While the situation has improved somewhat in more recent years, no thanks to a one party dominance at the National Assembly – which in itself has very manifest deficits of its own – there has also now been introduced a clumsy cycle of executive submission, legislative adjusting, executive protestations, assent, and amendment which very clearly was not the intent of the drafters of the 1999 Constitution (as amended) given that it eats away at the assumed finality and sanctity of the budget document.
In the current year for example, fresh from his controversial declining of assent to the Electoral Act 2021, many waited to see if President Muhammadu Buhari would similarly decline assent to the Appropriaton Act 2022 on the ground of new figures being added to it.

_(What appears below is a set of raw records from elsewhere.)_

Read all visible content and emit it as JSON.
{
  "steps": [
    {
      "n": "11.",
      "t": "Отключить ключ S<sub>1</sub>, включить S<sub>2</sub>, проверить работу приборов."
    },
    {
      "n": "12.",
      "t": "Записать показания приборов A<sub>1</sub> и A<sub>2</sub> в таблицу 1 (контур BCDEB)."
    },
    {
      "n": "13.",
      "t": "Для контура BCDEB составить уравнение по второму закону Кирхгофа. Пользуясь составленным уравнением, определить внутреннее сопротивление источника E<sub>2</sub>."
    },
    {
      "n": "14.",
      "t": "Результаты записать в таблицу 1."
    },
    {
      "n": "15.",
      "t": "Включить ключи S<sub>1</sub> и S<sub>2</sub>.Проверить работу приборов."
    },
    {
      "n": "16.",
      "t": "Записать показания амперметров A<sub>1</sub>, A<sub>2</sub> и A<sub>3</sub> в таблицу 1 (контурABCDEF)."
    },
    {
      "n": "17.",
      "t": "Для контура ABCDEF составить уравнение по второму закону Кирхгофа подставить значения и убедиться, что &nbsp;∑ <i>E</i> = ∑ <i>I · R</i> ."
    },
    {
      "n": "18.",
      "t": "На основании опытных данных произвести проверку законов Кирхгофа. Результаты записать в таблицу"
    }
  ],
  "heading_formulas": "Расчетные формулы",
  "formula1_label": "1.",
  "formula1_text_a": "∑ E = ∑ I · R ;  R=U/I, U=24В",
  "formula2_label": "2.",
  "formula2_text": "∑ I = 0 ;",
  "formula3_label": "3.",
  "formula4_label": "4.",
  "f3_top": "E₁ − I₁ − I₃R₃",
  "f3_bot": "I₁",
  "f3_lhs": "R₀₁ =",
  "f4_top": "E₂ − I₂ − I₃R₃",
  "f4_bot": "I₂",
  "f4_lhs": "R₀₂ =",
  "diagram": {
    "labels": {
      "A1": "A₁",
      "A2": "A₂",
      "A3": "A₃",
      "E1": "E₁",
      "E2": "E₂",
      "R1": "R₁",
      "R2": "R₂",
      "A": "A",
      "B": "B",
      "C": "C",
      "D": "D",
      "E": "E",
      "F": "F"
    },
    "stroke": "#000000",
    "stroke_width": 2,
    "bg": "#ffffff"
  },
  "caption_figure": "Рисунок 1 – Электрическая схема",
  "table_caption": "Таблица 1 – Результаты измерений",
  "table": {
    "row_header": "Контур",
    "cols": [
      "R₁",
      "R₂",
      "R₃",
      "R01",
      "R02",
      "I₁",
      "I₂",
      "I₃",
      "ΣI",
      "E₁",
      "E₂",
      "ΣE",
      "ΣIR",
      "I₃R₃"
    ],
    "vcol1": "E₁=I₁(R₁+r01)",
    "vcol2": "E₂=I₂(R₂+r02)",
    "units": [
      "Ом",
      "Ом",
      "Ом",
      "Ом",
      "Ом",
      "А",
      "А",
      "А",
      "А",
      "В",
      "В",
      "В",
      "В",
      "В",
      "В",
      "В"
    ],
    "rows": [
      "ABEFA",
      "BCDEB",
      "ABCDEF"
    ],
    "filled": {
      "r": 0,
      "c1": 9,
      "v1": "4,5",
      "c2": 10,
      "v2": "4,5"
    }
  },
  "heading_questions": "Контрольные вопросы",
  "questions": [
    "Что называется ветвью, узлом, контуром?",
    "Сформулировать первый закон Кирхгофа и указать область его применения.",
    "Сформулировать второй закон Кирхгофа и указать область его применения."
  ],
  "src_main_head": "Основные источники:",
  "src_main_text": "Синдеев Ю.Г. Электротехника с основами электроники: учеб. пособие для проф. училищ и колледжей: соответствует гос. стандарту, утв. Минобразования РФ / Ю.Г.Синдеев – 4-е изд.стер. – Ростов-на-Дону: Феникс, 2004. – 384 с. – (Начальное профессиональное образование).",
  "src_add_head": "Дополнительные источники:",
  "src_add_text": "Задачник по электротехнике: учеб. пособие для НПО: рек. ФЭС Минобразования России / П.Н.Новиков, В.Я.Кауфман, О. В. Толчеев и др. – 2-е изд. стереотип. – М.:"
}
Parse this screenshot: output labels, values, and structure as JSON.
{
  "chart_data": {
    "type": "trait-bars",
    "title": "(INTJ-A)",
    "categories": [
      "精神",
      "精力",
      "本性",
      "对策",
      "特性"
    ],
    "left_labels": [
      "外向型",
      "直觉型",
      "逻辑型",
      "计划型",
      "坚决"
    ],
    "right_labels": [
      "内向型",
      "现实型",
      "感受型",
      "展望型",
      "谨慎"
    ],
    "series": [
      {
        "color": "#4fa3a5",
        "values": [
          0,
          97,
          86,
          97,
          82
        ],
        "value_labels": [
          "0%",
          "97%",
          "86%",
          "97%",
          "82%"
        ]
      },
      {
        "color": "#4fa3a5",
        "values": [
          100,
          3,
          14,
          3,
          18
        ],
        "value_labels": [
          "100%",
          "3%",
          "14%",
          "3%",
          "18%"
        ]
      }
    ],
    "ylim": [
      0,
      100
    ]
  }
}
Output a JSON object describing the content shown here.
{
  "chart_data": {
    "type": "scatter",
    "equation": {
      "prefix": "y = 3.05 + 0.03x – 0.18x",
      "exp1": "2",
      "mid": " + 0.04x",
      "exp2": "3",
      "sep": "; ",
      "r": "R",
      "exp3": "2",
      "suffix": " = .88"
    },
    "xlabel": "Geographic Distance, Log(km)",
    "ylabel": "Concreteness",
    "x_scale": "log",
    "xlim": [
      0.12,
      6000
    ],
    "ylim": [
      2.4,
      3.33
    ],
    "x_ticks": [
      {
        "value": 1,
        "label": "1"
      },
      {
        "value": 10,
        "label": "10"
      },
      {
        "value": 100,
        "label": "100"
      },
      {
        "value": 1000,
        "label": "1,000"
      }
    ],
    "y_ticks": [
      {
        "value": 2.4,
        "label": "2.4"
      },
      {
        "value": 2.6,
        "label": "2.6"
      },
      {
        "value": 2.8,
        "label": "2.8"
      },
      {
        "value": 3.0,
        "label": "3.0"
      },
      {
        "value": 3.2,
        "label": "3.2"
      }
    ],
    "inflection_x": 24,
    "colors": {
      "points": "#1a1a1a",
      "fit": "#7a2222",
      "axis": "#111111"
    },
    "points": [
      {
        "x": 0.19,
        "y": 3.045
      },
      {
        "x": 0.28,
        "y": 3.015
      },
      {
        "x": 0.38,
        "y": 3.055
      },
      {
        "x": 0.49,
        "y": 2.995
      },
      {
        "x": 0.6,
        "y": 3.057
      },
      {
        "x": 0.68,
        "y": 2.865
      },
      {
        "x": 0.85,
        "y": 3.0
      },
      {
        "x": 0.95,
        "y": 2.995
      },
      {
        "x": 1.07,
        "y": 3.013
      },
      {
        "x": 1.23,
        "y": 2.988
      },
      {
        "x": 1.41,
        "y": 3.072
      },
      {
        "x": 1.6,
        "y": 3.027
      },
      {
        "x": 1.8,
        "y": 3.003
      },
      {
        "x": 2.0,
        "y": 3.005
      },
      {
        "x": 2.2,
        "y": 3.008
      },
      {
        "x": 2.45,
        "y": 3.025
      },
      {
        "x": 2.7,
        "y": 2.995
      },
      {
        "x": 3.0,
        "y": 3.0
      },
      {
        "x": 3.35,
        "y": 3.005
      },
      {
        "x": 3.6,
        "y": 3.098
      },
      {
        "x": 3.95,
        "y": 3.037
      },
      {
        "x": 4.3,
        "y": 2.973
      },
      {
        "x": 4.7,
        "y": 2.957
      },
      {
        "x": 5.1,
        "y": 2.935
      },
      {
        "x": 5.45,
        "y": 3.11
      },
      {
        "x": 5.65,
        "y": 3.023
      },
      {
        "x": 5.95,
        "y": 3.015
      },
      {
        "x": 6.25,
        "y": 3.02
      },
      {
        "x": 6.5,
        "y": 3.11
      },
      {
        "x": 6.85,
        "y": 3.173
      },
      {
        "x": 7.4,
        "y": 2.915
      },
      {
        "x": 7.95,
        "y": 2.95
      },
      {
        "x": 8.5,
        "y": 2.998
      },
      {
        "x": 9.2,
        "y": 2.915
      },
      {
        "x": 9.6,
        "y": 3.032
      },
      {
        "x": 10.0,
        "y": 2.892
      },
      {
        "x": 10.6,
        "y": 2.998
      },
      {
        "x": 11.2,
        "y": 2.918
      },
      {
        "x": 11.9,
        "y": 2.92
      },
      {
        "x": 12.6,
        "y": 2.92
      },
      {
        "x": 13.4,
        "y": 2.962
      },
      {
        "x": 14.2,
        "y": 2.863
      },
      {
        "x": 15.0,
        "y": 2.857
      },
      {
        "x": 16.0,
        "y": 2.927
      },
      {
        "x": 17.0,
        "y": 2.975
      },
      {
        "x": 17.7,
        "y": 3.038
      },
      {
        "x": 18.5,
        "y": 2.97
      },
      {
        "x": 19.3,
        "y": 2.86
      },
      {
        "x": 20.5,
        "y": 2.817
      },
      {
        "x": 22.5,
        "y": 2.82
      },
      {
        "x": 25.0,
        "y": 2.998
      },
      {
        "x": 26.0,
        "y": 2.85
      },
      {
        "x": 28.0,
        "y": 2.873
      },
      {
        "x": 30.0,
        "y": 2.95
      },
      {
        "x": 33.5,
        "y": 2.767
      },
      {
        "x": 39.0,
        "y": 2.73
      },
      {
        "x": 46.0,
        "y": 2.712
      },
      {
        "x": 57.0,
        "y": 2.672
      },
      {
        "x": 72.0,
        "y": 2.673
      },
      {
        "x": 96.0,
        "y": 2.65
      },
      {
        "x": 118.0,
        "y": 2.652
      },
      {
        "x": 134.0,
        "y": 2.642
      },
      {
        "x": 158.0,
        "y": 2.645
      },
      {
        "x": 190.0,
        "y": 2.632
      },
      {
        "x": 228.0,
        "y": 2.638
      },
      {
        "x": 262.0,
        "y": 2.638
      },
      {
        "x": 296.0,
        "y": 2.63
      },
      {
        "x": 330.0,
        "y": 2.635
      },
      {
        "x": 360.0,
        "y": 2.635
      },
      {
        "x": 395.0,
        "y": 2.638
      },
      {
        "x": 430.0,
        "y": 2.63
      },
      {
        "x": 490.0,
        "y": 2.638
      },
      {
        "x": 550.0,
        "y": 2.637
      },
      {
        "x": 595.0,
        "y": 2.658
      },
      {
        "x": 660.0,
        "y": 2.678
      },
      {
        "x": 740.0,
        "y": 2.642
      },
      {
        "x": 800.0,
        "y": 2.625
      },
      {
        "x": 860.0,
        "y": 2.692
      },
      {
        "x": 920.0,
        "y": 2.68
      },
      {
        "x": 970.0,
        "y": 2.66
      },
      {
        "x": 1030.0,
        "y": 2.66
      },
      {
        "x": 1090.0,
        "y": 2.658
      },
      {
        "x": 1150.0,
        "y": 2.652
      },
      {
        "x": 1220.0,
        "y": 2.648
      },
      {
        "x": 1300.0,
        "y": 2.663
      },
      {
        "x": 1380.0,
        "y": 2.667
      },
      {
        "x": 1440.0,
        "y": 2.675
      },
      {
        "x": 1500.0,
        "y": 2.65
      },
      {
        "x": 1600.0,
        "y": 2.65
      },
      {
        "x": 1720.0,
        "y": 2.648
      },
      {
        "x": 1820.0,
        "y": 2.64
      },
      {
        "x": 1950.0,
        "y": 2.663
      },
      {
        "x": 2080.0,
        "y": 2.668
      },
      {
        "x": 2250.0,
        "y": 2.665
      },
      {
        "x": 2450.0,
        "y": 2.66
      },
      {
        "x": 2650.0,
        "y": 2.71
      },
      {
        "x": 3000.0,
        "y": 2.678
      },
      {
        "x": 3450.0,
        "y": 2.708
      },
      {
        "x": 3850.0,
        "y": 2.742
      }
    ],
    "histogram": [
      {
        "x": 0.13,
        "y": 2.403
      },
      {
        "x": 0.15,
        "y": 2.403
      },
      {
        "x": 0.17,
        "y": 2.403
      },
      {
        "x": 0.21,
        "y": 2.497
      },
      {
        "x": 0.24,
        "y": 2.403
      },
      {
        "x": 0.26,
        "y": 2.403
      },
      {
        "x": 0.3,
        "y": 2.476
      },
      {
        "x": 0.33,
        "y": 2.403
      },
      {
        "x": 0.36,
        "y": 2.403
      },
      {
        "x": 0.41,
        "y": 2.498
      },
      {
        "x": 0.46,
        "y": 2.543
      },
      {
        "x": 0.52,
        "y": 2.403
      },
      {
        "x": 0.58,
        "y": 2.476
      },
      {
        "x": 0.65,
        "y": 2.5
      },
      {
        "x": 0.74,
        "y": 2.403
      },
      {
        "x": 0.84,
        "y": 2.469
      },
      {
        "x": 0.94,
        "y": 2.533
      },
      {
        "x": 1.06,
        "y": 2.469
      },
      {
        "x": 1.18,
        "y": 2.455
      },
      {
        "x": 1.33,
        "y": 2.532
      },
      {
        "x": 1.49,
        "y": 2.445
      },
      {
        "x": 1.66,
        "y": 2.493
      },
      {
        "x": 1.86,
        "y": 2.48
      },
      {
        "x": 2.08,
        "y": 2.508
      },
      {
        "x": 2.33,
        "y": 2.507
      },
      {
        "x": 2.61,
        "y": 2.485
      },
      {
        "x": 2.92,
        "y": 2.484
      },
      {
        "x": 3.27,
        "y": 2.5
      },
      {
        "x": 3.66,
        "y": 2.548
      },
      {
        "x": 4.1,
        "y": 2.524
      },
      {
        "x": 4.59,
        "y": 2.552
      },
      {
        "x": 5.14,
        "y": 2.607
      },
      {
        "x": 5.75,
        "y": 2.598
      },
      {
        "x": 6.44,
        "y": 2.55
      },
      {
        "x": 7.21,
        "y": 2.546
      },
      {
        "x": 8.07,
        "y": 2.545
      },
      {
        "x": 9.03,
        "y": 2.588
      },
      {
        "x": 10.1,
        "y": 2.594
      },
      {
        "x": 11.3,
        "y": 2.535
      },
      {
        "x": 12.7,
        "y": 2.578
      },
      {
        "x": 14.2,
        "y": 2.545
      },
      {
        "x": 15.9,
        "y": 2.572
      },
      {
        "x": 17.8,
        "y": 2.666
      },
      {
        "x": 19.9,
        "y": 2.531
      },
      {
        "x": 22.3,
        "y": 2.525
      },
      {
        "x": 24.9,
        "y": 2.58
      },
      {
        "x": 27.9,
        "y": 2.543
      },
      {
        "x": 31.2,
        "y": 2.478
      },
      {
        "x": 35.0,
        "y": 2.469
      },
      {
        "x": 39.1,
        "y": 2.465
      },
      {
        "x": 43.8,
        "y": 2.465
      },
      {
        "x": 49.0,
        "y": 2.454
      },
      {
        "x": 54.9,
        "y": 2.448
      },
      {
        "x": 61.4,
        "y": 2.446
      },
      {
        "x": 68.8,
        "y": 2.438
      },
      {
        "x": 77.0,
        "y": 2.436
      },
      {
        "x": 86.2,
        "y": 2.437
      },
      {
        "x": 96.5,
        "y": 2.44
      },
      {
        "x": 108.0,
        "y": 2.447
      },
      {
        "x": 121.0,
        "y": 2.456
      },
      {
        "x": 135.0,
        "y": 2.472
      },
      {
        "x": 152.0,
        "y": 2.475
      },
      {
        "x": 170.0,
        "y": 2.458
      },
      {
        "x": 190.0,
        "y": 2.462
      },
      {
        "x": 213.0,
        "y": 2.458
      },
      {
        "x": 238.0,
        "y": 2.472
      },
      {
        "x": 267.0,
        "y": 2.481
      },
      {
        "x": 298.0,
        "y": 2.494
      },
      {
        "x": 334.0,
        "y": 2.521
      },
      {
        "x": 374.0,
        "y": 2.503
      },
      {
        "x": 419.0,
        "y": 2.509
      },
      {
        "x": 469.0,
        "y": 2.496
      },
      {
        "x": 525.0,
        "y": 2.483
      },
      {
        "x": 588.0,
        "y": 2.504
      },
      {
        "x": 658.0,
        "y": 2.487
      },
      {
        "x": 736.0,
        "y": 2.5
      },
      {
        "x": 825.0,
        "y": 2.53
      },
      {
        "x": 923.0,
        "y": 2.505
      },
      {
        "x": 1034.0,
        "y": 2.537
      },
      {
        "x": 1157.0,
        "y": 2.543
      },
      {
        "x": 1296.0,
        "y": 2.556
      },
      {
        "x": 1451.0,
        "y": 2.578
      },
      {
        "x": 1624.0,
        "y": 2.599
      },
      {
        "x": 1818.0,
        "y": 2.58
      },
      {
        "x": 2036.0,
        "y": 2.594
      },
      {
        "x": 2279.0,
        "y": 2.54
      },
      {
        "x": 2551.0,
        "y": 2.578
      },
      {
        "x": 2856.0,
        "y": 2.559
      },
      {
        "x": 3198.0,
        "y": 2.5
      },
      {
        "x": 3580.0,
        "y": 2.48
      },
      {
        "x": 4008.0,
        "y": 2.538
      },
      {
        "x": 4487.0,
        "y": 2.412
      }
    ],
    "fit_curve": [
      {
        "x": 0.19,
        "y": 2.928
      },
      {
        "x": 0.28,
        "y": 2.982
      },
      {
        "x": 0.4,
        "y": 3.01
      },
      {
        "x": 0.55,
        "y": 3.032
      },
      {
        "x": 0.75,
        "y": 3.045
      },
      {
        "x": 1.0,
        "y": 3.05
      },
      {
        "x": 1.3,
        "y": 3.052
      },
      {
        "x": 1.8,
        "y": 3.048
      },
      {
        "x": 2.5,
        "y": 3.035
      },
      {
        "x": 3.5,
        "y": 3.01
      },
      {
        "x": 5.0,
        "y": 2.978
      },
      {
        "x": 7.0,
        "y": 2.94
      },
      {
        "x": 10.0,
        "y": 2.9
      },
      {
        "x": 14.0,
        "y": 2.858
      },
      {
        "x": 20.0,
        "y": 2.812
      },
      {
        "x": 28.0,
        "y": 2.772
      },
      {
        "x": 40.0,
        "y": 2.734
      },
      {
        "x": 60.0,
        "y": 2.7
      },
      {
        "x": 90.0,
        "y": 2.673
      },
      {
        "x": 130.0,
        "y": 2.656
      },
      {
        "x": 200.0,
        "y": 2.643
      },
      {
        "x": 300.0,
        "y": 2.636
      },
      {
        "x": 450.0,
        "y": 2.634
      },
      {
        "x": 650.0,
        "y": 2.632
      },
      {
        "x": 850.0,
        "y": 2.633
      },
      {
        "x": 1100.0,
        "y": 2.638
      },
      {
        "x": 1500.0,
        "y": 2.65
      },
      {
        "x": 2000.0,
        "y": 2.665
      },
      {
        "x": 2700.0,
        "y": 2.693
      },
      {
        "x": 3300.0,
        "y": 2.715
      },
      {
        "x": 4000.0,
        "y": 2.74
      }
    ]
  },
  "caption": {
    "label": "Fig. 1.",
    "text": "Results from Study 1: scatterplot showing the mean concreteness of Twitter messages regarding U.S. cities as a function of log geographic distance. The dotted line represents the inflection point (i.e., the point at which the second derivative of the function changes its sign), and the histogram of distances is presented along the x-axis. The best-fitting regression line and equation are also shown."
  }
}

However, in what observers have since concluded was dictated by a clear act of political survival, the President finally assented to a budget size of N17.21trn which include provisions for debt service of 3.8trn, deficit financing of 6.9trn, crude oil benchmark of 62 dollars, 5.61trn for capital projects and with recurrent projects to gulp 6.9trn even as N869bn is earmarked as statutory transfers.
Another dimension to the whole issue has to do with the fact that the President has accused the National Assembly of inserting about 6,576new projects into the budget and also removing 10,733 projects from the executive proposals.
But the real challenge lies in the fact that section 13 of the Fiscal Responsibility Act provides for consultation and input in the preparation of the Medium Term Expenditure Frame work, and the annual budget is supposed to be derived from the Medium Term Expenditure Framework, which the National Assembly is statutorily mandated to work with the executive in developing.
Some of the core elements that that process involves include the kind of projects that should form the annual budget, as well as macro-economic indices, such as inflation rate, crude oil bench mark and exchange rate. These ought to have been determined and properly agreed upon before the submission of the executive proposal.
However given also that the nation has already presently waltzed its way into the elections season, the interests of the man on the street must not suffer on account of any implementation breaches arising from further political gerrymandering, now or in the future on account of elite tussles over who gets what.
Also noteworthy is the fact that in the midst of such pork and barrel disputations, some other more germane points of interest could also be glossed over.
For example, some have drawn attention to the fact that the President’s stated intention to borrow additional 12trn between 2022 and 2023 as contained in the 2021 finance bill may be very clearly against the provisions of the Fiscal Responsibility Act, given that the FRA provides that borrowing should be channeled exclusively to capital projects and must not exceed 3 percent of the GDP.
In our view, President Muhammadu Buhari has a chance to make history by promptly authorising the Attorney General of the Federation to proceed to the Supreme Court for a judicial determination of this challenge.
And given also that he has stated once more for the umpteenth time that he is not interested in a third term agenda, we do not see any reason why he should not resort to this most logical course of action.